CALGARY, Alberta – A Calgary-based social improvement center run by The Oily Blanket Foundation is seeing significant success from its Drilling Anonymous support group with on average 20 new members joining every week. Drilling Anonymous is a brand new therapeutic social support group geared towards drilling and operational staff involved with oil and gas development in western Canada. With sessions running 7 days a week headed into the fall, the group has added several new counselors to guide the individuals along their journey, and help them manage the stress of day to day drilling and operations.
“We began to see the stress manifest itself in these particular roles as throwing lunches, punching walls, tripping coworkers in the halls, taking crayons from geologists, or name calling. As a very loose spinoff of other support groups styles, we felt a group of peers working through their issues in a safe space could be beneficial. I mean, the last thing people want to see in the lunchroom is an engineer crying into his espresso.” – peter northtip, TOBF
Sessions start in the usual way, eerily similar to other programs. Eight to 10 people gather for an hour and introduce themselves, opening with their primary issues, and how well they’ve been doing, before they delve into recent challenges or takes that may have diminished their progress. A member of the Wednesday group shared his speech with 2P as an example, but asked we not use his or her name.

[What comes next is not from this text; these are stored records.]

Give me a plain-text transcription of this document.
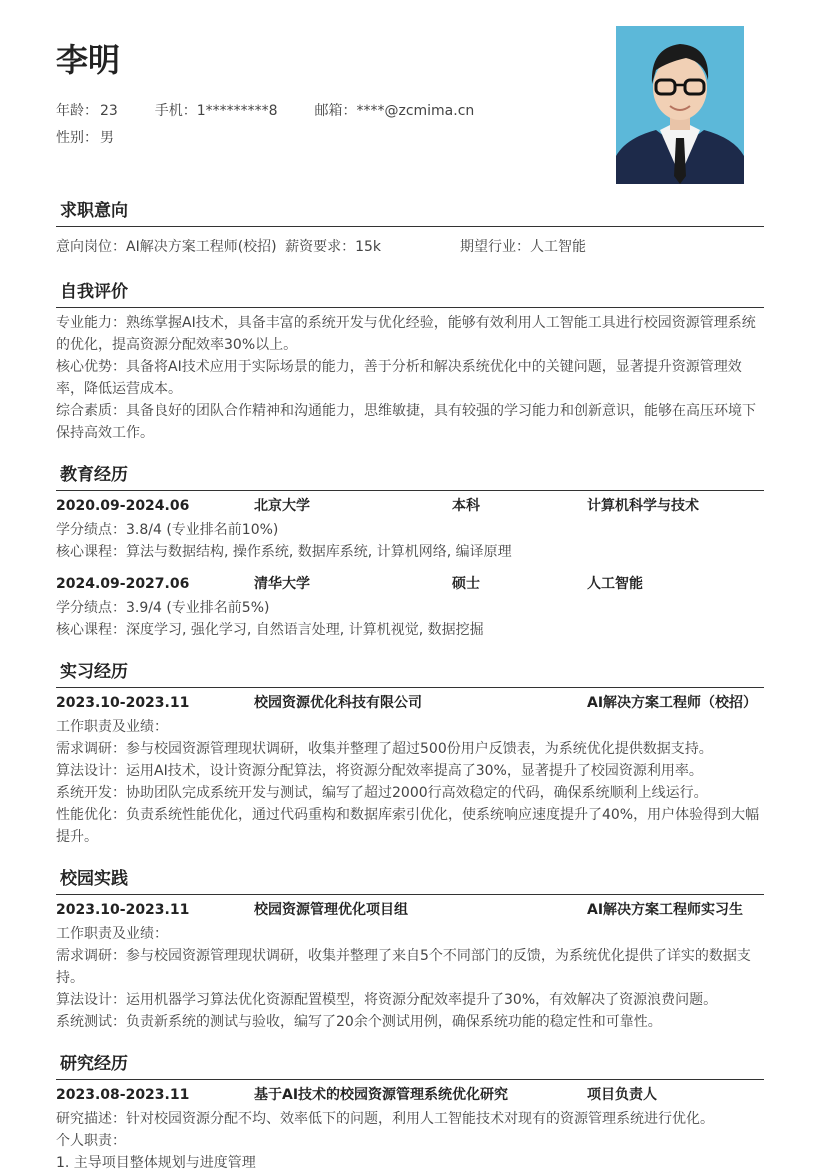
李明
年龄： 23	手机：1*********8	邮箱：****@zcmima.cn
性别： 男
求职意向
意向岗位：AI解决方案工程师(校招) 薪资要求：15k	期望行业：人工智能
自我评价
专业能力：熟练掌握AI技术，具备丰富的系统开发与优化经验，能够有效利用人工智能工具进行校园资源管理系统
的优化，提高资源分配效率30%以上。
核心优势：具备将AI技术应用于实际场景的能力，善于分析和解决系统优化中的关键问题，显著提升资源管理效
率，降低运营成本。
综合素质：具备良好的团队合作精神和沟通能力，思维敏捷，具有较强的学习能力和创新意识，能够在高压环境下
保持高效工作。
教育经历
2020.09-2024.06	北京大学	本科	计算机科学与技术
学分绩点：3.8/4 (专业排名前10%)
核心课程：算法与数据结构, 操作系统, 数据库系统, 计算机网络, 编译原理
2024.09-2027.06	清华大学	硕士	人工智能
学分绩点：3.9/4 (专业排名前5%)
核心课程：深度学习, 强化学习, 自然语言处理, 计算机视觉, 数据挖掘
实习经历
2023.10-2023.11	校园资源优化科技有限公司	AI解决方案工程师（校招）
工作职责及业绩：
需求调研：参与校园资源管理现状调研，收集并整理了超过500份用户反馈表，为系统优化提供数据支持。
算法设计：运用AI技术，设计资源分配算法，将资源分配效率提高了30%，显著提升了校园资源利用率。
系统开发：协助团队完成系统开发与测试，编写了超过2000行高效稳定的代码，确保系统顺利上线运行。
性能优化：负责系统性能优化，通过代码重构和数据库索引优化，使系统响应速度提升了40%，用户体验得到大幅
提升。
校园实践
2023.10-2023.11	校园资源管理优化项目组	AI解决方案工程师实习生
工作职责及业绩：
需求调研：参与校园资源管理现状调研，收集并整理了来自5个不同部门的反馈，为系统优化提供了详实的数据支
持。
算法设计：运用机器学习算法优化资源配置模型，将资源分配效率提升了30%，有效解决了资源浪费问题。
系统测试：负责新系统的测试与验收，编写了20余个测试用例，确保系统功能的稳定性和可靠性。
研究经历
2023.08-2023.11	基于AI技术的校园资源管理系统优化研究	项目负责人
研究描述：针对校园资源分配不均、效率低下的问题，利用人工智能技术对现有的资源管理系统进行优化。
个人职责：
1. 主导项目整体规划与进度管理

“Hi, I’m Kevin. I’m a drilly, er, driller. I’ve been a driller for 16 years and needed a break, it’s been 3 weeks since my last drill. I’ve recently been faced with a series of challenging tool failures and cement jobs, and 3 fishing operations that went totally wrong. I find myself just absently walking around the office with a 9 iron mumbling about geology and geophysics before I catch myself and just go to the bar. It’s hard, but I’m here. And I need help.”
The Oily Blanket Foundation feels the program is a valuable resource in a stress-filled industry and invites anyone with workplace exploration or operational problems to reach out and seek the advice and support of their peers. The program is also seeking support and official sanction from APEGA, as most of their clients suffer from Ring Induced Anxiety Syndrome (RIAS).